The proprietor of a beloved shop that’s been a fixture of Port Moody’s retail scene for more than 30 years has died.
Ray Stonehouse, 76, opened his Great Canadian Sportcard Company at the corner of St. Johns and Moody streets in 1989. Over the years, he and his wife, Susan, introduced generations of kids to the joys of collecting hockey, baseball and football cards while adults eyed their investment potential.
In fact, it was the latter that fuelled a boom in the hobby through the early 1990s, spawning dozens of similar shops. But as the market flooded with cards and manufacturers looking to cash in, and the burgeoning internet allowed collectors to connect with each other directly, many of those shops disappeared.

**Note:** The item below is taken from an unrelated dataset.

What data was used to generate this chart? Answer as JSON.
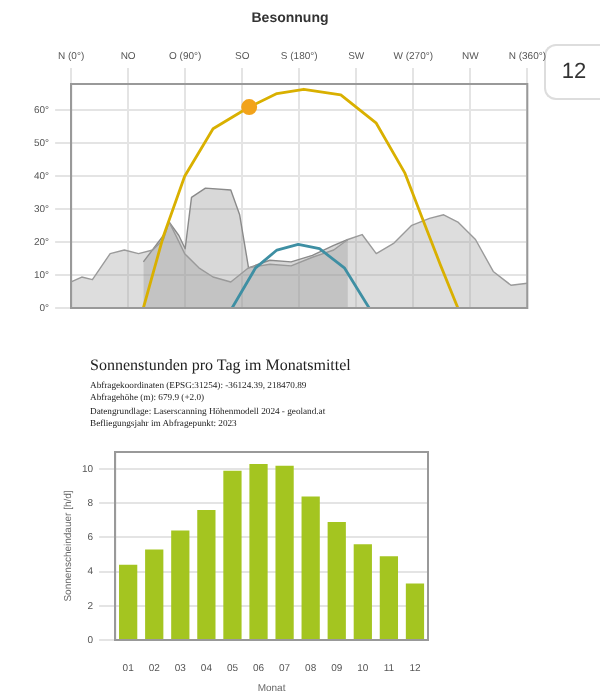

The Stonehouse’s, though, endured through the personal interactions they forged with customers young and old, many of whom brought their own kids in years later to hear stories about the players glossed onto the cardboard cards or admire the memorabilia like signed Vancouver Canucks’ jerseys, ticket stubs and pucks displayed on the walls and in glass cabinets.
“I’m still like an eight-year-old kid,” Ray Stonehouse told the Tri-City News in 2020. “I haven’t outgrown my enthusiasm to open a new batch of cards and see if there’s something special inside.”
But Stonehouse’s passion for sports wasn’t limited to the commerce of waxed and foiled packs of cards. For 25 years he owned the Ridge Meadows Flames of the Pacific Junior Hockey League. He also served as the Junior B circuit’s president from 2016 to 2020, when he stepped down to become a senior advisor to his successor, Trevor Altos.
In a statement on its website, the PJHL paid tribute to Stonehouse’s involvement with the league as an “integral part” of its growth.
The general manager of the PJHL’s Port Moody Panthers, Brian Wiebe, said Stonehouse was “truly one of a kind and will be deeply missed.”
The team’s Twitter feed added, “Our league wouldn’t be what it is today without this great man’s dedication.”
In 2020, Stonehouse’s efforts to build junior hockey were recognized with his nomination to the BC Hockey Hall of Fame. But a celebration of 2020 inductees had to be cancelled because of the COVID-19 pandemic. It’s been rescheduled to 2022.